LMP deputy group leader Antal Csardi said that the economic ad-hoc committee should ascertain “if the government’s measures in fact serve the interests of Hungarian society”. He insisted that “using the crisis as an excuse, the government does nothing but pay off its own oligarchs, while the largest part of society is on an existential tight rope”.

Gergely Arato, deputy group leader of the Democratic Coalition, voiced concern about the Chinese vaccine, not licenced by the European Medicines Agency, and called on the government to provide details of licencing in Hungary, purchase price and possible intermediaries in the acquisitions. Those details are crucial to establish public trust for vaccination, he said, insisting that mistrust was rooted in “constant political and economic manipulation with vaccines not licenced by the EU”. Confidence could be restored if people have a choice of vaccines and if licencing and purchasing are made transparent, he added.

Socialist deputy group leader Tamas Harangozo said that Klubradio would lose its licence on February 15, under a legislation which “can hardly be considered anything but a lowly political tool for [ruling] Fidesz to silence the critical media”. He added that the ruling parties could “dispel that assumption” by supporting the opposition’s proposal on the subject.

The Government Information Centre reacted by saying that while the opposition was “preoccupied with political stunts”, the government was focused on its epidemic defence measures and procuring Covid vaccines.
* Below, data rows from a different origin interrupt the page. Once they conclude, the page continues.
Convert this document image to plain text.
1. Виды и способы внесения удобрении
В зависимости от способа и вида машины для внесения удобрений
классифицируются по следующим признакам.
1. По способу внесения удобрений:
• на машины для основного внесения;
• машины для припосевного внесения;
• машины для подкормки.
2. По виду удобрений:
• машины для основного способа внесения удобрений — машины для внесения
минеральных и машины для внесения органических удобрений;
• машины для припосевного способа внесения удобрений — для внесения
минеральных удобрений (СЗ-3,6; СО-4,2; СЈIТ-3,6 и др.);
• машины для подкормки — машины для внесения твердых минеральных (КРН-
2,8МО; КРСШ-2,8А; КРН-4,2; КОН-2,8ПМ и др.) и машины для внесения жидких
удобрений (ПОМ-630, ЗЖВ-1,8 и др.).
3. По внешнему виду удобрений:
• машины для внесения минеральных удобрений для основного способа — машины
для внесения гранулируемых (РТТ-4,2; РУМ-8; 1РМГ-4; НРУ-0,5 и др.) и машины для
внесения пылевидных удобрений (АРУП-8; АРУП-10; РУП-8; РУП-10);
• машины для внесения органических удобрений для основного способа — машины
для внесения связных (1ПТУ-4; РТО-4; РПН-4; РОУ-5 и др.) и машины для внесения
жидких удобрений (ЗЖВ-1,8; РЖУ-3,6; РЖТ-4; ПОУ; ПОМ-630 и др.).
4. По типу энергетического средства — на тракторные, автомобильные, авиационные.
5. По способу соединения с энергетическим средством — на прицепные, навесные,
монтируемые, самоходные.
“While the left is focused on making fake videos, pursuing a death campaign and attacking those contributing to the epidemic defence, Hungarian doctors and nurses are treating thousands of coronavirus patients in the country’s hospitals.” the centre said in a statement.

“While the left wages an anti-vaccine and anti-vaccination campaign, the government is doing everything it can to procure enough vaccines to protect the lives of the elderly, conduct mass vaccinations and reopen the country,” it added.